Turbo is slower than /home as it is an nfs, but it gets automatically backed up every day. We as a lab pay for 20TB as of 4/21/2023, but we can’t use the full 20TB as some of it has to be reserved for backup snapshots. Turbo is appropriate for fairly static data that needs ready access, such as data sets or pretrained weights. Turbo is NOT the choice for your code or other development artifacts!!! Storing this type of data on Turbo will not only cause your program to run slower, but also inconvenience others by taking up unnecessary space.

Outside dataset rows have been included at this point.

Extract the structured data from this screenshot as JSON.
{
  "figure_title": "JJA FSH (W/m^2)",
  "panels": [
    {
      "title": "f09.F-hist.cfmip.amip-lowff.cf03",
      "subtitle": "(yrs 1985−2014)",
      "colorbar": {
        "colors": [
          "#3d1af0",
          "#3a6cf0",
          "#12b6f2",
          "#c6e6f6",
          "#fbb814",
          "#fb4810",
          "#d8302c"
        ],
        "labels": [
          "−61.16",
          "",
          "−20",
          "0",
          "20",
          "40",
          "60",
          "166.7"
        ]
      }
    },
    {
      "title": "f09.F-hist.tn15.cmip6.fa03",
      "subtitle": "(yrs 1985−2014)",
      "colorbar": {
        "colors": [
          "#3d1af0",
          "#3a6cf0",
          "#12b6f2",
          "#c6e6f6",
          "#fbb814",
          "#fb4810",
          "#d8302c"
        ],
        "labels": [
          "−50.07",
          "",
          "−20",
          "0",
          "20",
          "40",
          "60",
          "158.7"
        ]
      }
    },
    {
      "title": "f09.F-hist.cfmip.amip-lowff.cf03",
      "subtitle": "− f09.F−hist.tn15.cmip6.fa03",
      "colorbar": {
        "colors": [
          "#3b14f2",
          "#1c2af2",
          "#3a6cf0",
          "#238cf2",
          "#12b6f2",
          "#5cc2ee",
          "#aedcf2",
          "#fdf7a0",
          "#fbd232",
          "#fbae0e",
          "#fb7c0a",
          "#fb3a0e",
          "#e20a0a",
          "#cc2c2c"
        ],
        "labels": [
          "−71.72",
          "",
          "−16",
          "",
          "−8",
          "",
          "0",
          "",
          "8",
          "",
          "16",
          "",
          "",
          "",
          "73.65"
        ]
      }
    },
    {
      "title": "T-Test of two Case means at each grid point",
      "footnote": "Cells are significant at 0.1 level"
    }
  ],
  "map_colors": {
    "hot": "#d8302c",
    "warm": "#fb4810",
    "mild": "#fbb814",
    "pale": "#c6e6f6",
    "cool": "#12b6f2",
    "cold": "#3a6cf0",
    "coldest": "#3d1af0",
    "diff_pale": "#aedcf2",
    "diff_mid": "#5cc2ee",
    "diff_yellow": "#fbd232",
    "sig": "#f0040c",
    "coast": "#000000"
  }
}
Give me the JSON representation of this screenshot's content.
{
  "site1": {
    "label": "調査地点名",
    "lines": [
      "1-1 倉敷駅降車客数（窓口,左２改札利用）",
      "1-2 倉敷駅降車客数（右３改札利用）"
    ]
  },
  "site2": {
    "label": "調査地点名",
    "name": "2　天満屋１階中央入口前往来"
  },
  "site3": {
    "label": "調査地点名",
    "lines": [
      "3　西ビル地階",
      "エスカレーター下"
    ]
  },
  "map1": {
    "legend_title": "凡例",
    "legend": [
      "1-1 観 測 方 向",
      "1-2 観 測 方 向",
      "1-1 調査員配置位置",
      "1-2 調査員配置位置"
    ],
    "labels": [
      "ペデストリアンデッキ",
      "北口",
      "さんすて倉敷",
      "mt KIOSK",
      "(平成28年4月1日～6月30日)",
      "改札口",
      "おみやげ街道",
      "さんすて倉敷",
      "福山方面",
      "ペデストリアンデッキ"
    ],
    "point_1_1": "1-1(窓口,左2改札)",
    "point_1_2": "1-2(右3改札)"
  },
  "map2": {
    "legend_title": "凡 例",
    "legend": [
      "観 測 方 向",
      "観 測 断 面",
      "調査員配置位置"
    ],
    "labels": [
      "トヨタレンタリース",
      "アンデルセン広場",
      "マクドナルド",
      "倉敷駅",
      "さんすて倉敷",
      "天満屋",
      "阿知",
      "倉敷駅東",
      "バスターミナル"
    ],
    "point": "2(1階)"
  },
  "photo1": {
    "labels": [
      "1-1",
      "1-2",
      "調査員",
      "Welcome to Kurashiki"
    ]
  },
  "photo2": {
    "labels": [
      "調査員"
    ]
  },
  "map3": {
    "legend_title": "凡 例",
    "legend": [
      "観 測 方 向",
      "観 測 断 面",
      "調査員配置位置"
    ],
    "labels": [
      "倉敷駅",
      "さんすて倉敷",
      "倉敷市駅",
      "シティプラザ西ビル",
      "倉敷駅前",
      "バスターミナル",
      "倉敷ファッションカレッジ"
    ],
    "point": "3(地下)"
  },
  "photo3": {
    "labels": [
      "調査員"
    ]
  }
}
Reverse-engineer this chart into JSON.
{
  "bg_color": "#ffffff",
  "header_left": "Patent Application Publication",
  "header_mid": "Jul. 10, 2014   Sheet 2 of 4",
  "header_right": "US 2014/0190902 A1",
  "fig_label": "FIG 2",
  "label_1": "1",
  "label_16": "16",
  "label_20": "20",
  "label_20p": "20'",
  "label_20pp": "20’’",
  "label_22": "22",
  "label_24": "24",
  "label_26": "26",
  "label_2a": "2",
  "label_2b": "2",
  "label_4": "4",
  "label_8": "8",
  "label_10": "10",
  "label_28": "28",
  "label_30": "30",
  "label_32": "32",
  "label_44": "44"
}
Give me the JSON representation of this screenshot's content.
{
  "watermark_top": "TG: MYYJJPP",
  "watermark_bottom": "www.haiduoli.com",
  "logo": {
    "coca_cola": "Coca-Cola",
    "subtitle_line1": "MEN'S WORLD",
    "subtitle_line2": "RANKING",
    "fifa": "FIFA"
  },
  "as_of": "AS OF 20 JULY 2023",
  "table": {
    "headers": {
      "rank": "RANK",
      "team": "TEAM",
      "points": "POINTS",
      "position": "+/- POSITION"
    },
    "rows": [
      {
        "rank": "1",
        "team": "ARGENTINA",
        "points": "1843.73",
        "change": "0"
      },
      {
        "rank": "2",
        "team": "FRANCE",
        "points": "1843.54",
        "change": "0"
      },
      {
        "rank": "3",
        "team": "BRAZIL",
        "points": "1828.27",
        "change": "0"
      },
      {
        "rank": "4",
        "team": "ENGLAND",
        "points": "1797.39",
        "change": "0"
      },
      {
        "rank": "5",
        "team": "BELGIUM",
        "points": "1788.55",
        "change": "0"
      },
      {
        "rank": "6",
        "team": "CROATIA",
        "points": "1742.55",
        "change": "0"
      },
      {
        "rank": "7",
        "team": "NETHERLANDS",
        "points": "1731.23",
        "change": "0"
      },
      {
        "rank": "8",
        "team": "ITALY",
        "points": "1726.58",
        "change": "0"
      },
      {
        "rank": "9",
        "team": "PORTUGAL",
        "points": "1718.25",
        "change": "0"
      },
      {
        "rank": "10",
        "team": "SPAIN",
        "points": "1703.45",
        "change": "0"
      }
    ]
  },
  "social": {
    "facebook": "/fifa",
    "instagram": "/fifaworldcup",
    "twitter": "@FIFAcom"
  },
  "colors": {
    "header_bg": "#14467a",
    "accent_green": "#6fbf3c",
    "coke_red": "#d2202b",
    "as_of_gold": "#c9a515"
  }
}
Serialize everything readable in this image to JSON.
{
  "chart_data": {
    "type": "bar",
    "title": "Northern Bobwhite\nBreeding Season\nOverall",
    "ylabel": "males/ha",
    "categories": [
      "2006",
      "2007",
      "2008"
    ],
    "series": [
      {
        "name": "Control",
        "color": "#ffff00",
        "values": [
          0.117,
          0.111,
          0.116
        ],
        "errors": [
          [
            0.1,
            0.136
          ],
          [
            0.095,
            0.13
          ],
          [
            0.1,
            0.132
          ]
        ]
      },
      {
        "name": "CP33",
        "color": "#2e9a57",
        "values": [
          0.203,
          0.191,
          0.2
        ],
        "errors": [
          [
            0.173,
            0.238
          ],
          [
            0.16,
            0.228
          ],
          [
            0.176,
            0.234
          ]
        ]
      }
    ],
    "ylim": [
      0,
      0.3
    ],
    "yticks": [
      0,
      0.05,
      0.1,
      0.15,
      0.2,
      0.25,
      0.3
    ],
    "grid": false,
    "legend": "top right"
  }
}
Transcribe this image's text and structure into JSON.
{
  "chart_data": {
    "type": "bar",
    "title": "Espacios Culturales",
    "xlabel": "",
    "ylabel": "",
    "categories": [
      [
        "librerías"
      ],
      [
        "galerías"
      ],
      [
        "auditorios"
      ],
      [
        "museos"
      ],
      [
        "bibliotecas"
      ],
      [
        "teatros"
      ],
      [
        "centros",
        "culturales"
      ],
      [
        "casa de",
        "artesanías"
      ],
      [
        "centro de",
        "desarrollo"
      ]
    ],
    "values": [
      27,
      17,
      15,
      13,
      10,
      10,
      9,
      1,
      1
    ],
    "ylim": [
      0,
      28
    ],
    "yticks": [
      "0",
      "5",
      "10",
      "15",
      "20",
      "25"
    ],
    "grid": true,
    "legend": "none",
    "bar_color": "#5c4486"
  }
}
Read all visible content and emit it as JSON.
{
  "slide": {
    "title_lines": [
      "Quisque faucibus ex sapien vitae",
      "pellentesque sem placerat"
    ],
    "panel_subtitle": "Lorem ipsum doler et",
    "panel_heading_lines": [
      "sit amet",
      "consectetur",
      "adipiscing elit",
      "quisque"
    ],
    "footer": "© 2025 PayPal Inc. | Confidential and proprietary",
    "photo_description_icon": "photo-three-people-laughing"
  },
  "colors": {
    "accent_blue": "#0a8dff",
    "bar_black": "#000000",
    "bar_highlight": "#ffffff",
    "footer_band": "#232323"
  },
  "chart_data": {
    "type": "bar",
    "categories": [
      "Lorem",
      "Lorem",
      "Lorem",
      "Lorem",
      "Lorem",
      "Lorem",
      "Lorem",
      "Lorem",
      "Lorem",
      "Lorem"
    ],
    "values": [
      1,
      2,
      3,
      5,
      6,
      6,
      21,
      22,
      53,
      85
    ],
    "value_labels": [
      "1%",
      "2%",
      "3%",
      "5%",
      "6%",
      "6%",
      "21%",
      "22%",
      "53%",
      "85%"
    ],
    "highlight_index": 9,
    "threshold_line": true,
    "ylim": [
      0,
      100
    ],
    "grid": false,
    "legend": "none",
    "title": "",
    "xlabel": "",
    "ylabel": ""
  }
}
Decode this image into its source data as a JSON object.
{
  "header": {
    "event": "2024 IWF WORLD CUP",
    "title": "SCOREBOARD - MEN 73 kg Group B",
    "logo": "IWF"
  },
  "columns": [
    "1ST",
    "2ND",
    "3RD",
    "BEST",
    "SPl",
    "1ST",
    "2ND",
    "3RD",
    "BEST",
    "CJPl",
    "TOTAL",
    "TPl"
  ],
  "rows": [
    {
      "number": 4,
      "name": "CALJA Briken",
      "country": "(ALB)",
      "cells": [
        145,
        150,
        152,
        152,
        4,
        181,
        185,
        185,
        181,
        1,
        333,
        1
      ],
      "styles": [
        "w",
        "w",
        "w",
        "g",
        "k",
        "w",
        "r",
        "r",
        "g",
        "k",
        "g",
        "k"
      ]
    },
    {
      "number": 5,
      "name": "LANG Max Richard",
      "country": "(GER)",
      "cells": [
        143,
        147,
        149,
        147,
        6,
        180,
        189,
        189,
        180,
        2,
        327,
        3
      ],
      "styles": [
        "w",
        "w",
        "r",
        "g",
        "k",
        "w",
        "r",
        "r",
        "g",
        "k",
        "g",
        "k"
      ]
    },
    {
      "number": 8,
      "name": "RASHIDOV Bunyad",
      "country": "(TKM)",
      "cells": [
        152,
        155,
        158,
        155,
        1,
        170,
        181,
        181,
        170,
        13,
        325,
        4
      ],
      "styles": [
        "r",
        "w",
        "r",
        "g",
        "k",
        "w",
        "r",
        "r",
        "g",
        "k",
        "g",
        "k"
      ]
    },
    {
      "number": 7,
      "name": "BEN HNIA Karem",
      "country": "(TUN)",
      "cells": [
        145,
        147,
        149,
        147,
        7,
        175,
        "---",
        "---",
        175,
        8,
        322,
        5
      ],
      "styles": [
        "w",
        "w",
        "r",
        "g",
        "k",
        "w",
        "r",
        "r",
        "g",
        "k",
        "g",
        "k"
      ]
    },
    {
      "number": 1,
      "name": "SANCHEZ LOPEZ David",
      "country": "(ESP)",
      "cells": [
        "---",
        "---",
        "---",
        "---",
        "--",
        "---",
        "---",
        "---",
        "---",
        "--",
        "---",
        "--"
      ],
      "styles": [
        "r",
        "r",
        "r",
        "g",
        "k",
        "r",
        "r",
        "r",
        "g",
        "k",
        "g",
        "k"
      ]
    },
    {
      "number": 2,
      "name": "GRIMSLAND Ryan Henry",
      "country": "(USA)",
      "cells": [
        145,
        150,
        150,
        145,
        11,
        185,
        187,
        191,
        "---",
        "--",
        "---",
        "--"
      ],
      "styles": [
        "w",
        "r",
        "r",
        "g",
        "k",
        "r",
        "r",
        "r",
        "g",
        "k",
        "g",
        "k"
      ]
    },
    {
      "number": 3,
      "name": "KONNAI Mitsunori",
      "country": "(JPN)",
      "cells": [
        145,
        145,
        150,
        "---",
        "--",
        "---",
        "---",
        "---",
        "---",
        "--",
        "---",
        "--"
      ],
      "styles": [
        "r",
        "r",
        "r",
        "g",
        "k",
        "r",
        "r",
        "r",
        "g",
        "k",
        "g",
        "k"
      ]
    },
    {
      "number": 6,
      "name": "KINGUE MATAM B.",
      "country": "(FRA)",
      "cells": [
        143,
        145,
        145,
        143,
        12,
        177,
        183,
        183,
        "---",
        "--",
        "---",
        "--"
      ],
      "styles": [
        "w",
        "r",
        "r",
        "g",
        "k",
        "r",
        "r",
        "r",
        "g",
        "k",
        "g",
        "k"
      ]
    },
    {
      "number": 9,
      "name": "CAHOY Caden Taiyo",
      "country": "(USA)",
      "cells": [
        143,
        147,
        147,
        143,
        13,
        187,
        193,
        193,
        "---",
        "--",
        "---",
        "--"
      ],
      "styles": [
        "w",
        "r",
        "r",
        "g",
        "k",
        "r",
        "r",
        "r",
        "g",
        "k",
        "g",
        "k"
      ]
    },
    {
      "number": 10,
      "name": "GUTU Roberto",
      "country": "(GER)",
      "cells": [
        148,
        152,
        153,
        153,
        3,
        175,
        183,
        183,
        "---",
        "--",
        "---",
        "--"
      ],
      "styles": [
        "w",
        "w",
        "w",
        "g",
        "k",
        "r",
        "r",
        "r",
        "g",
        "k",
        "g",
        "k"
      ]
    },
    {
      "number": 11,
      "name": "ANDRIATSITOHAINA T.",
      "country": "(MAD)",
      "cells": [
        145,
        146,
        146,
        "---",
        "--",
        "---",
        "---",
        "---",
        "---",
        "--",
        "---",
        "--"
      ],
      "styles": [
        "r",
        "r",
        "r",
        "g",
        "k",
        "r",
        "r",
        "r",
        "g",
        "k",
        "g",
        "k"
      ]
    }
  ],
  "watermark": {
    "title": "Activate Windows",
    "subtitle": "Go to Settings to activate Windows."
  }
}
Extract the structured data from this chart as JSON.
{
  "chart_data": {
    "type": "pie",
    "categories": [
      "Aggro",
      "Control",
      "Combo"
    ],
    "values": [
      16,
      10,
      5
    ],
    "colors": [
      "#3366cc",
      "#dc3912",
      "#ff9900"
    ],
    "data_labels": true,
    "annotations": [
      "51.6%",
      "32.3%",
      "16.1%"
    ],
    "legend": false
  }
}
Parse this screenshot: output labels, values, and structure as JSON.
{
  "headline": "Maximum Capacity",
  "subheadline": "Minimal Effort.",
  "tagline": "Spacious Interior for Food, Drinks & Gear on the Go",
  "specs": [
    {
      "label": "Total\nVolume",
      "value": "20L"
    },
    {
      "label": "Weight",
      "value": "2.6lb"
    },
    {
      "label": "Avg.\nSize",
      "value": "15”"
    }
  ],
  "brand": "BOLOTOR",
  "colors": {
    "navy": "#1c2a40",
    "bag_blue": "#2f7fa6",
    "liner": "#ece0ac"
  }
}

It’s generally OK to read in data sets or pretrained weights directly from Turbo especially if you’re going to read them once keep them in memory throughout the lifetime of your program. However, it’d be significantly faster if you copy over your data to /scratch from Turbo if your program is going to read it constantly from disk, e.g., reading an image or video data set. Also, it’s not wise to write to Turbo constantly as it’ll be a bottleneck. For example, if you’re downloading a huge data set, it’s better to download it first to /scratch then rsync over to Turbo.

Data Den is the slowest of them all, and it’s appropriate for long-term archival of data that don’t need ready access. We get 100TB for free as a lab. We currently use Data Den to back up data that used to be owned by students who have graduated.